Testing csup

March 6th, 2008 by lulf

The last couple of weeks I’ve been very busy with school (and I expected this to be a quiet semester). However, I’ve found some of the last few bugs lurking around in csup:

  • Deltas that had a ‘hand-hacked’ date would have deltatexts that would be misplaced in the rcsfile.
  • When adding a new diff, a ‘..’ would be converted to ‘.’ twice, meaning it disappeared.

Now, there are only these issues left, but I’m not sure if I really want to fix this:

  • Some RCS files have an extra space between desc and the deltas. CVSup fixes this by counting the lines and then write them out when writing out the RCS file. I think this is silly, since it doesn’t really matter according to the RCS standard.
  • Some files appear to display garbage values, such as src/share/examples/kld/firmware/fwimage/firmware.img,v
    This disappears for some reasons in csup, but I’m not sure how to handle this. Comments are welcome.

  • It has a quite high memory usage, and this might be due to some leaks that
    I’ve been unable to find. I’ll do a much better audit of the code and run
    valgrind to investigate this further.
  • Does not support md5 of RCS stream, so it can’t detect errors yet.
  • Statusfile file attributes might not be correct.
  • Some RCS parts such as newphrases (man rcsfile) is not supported yet.
  • Some hardcoded limits that may break it.
  • Things done a silly way such as sorting and comparing, which I have plans to
    improve later.

So, finally, you can try out patches if you’d like:
http://people.freebsd.org/~lulf/patches/csup/cvsmode

Currently, I’m including the tokenizer generated by flex, since the flex file itself can’t be compiled with csup.

Improving csup

January 31st, 2008 by lulf

Hello there!

 It’s been a while. Partially because I’ve become a FreeBSD committer and had more productive stuff to do than writing in my weblog, and partially because my account was disabled after Google Summer of Code (Also, thanks to Google for SoC).

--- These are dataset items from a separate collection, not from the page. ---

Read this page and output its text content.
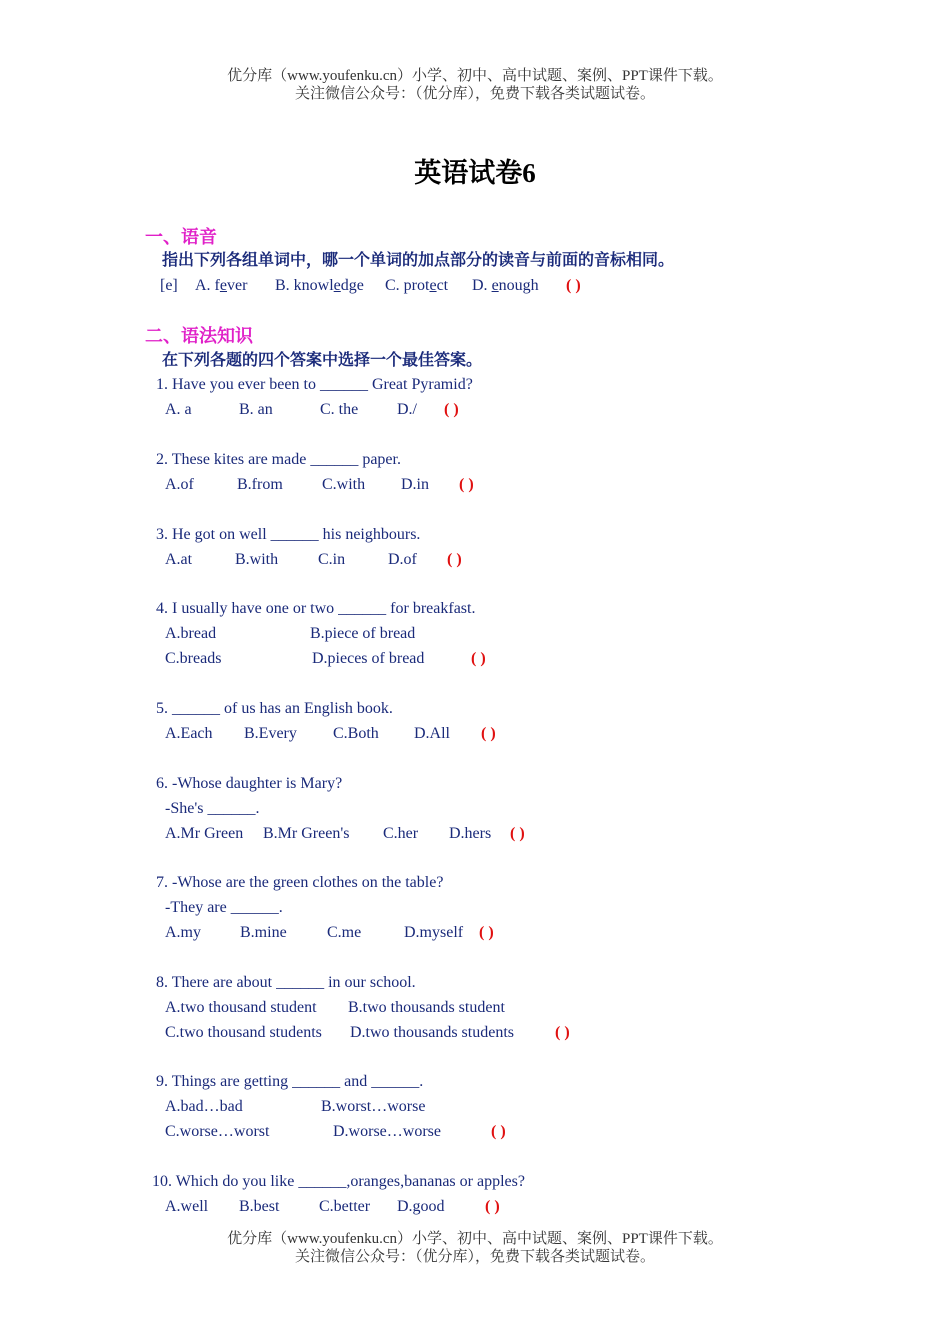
优分库（www.youfenku.cn）小学、初中、高中试题、案例、PPT课件下载。
关注微信公众号：（优分库），免费下载各类试题试卷。
英语试卷6
一、语音
指出下列各组单词中，哪一个单词的加点部分的读音与前面的音标相同。
[e] A. fever B. knowledge C. protect D. enough ( )
二、语法知识
在下列各题的四个答案中选择一个最佳答案。
1. Have you ever been to ______ Great Pyramid?
A. a	B. an	C. the D./ ( )
2. These kites are made ______ paper.
A.of	B.from C.with D.in ( )
3. He got on well ______ his neighbours.
A.at	B.with C.in	D.of ( )
4. I usually have one or two ______ for breakfast.
A.bread	B.piece of bread
C.breads	D.pieces of bread	( )
5. ______ of us has an English book.
A.Each B.Every C.Both D.All ( )
6. -Whose daughter is Mary?
-She's ______.
A.Mr Green B.Mr Green's C.her D.hers ( )
7. -Whose are the green clothes on the table?
-They are ______.
A.my B.mine	C.me	D.myself ( )
8. There are about ______ in our school.
A.two thousand student B.two thousands student
C.two thousand students D.two thousands students	( )
9. Things are getting ______ and ______.
A.bad…bad	B.worst…worse
C.worse…worst	D.worse…worse	( )
10. Which do you like ______,oranges,bananas or apples?
A.well B.best C.better D.good	( )
优分库（www.youfenku.cn）小学、初中、高中试题、案例、PPT课件下载。
关注微信公众号：（优分库），免费下载各类试题试卷。
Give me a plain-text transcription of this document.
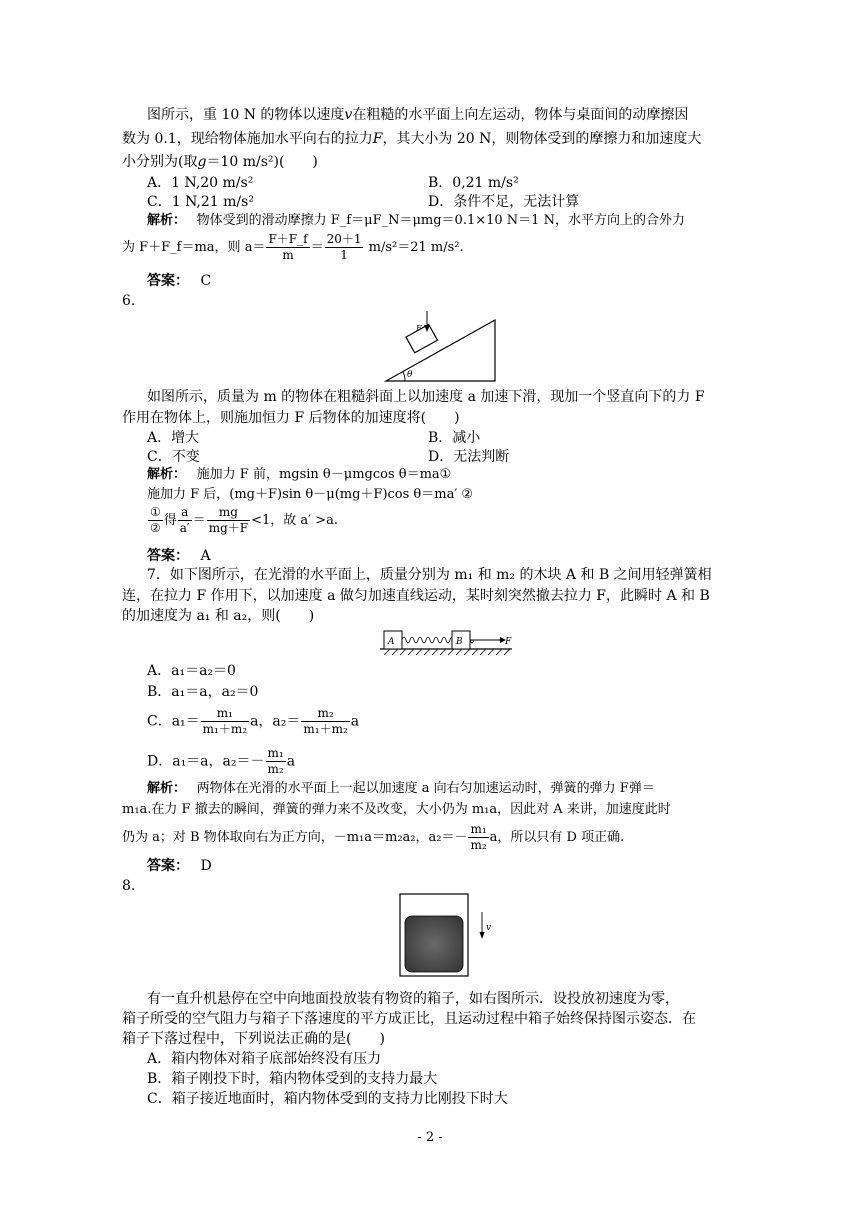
图所示，重 10 N 的物体以速度v在粗糙的水平面上向左运动，物体与桌面间的动摩擦因
数为 0.1，现给物体施加水平向右的拉力F，其大小为 20 N，则物体受到的摩擦力和加速度大
小分别为(取g＝10 m/s²)(　　)
A．1 N,20 m/s²	B．0,21 m/s²
C．1 N,21 m/s²	D．条件不足，无法计算
解析：　 物体受到的滑动摩擦力 F_f＝μF_N＝μmg＝0.1×10 N＝1 N，水平方向上的合外力
为 F＋F_f＝ma，则 $a= \frac{F+F\_f}{m} = \frac{20+1}{1} m/s^2=21$ m/s².
答案：　 C
6.
F
θ
如图所示，质量为 m 的物体在粗糙斜面上以加速度 a 加速下滑，现加一个竖直向下的力 F
作用在物体上，则施加恒力 F 后物体的加速度将(　　)
A．增大	B．减小
C．不变	D．无法判断
解析：　 施加力 F 前，mgsin θ－μmgcos θ＝ma①
施加力 F 后，(mg＋F)sin θ－μ(mg＋F)cos θ＝ma′ ②
$\frac{\text{①}}{\text{②}}$ 得 $\frac{a}{a'} = \frac{mg}{mg+F} <1$，故 a′ >a.
答案：　 A
7．如下图所示，在光滑的水平面上，质量分别为 m₁ 和 m₂ 的木块 A 和 B 之间用轻弹簧相
连，在拉力 F 作用下，以加速度 a 做匀加速直线运动，某时刻突然撤去拉力 F，此瞬时 A 和 B
的加速度为 a₁ 和 a₂，则(　　)
A	B	F
A．a₁＝a₂＝0
B．a₁＝a，a₂＝0
C．$a_1= \frac{\text{m₁}}{\text{m₁＋m₂}}$ a，$a_2= \frac{\text{m₂}}{\text{m₁＋m₂}}$ a
D．a₁＝a，$a_2=- \frac{\text{m₁}}{\text{m₂}}$ a
解析：　 两物体在光滑的水平面上一起以加速度 a 向右匀加速运动时，弹簧的弹力 F弹＝
m₁a.在力 F 撤去的瞬间，弹簧的弹力来不及改变，大小仍为 m₁a，因此对 A 来讲，加速度此时
仍为 a；对 B 物体取向右为正方向，－m₁a＝m₂a₂，$a_2=- \frac{\text{m₁}}{\text{m₂}}$ a，所以只有 D 项正确.
答案：　 D
8.
v
有一直升机悬停在空中向地面投放装有物资的箱子，如右图所示．设投放初速度为零，
箱子所受的空气阻力与箱子下落速度的平方成正比，且运动过程中箱子始终保持图示姿态．在
箱子下落过程中，下列说法正确的是(　　)
A．箱内物体对箱子底部始终没有压力
B．箱子刚投下时，箱内物体受到的支持力最大
C．箱子接近地面时，箱内物体受到的支持力比刚投下时大
- 2 -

 Since last time, I’ve been working on getting my gvinum work of this summer into the tree, but since this has to be reviewed before going into the tree, and 7.0-RELEASE is much more important right now, it’s sort of on hold. In the meantime I’ve been working on implementing CVSmode for csup. This is something I’ve been meaning to do for a long time, but never found the big motivation until my exam-period before last christmas. So, I’ll tell you a bit of what I’ve done here. For those of you unfamiliar with cvsup, it’s a network CVS file synchronization tool which is heavily used in FreeBSD. However, it is written in Modula-3 and is therefore not very easy to maintain and it doesn’t integrate into the FreeBSD base system very well. So, Maxime Henrion started a C rewrite of cvsup called csup.

First, a bit on how csup works (or the cvsup protocol). The client runs three threads performing these tasks:

  • The lister, which examines the clients files, and sends information about them to the server.

  • The detailer, which recieves commands from server on what needs to be done (“this file needs updating, send me the details of it’s revisions).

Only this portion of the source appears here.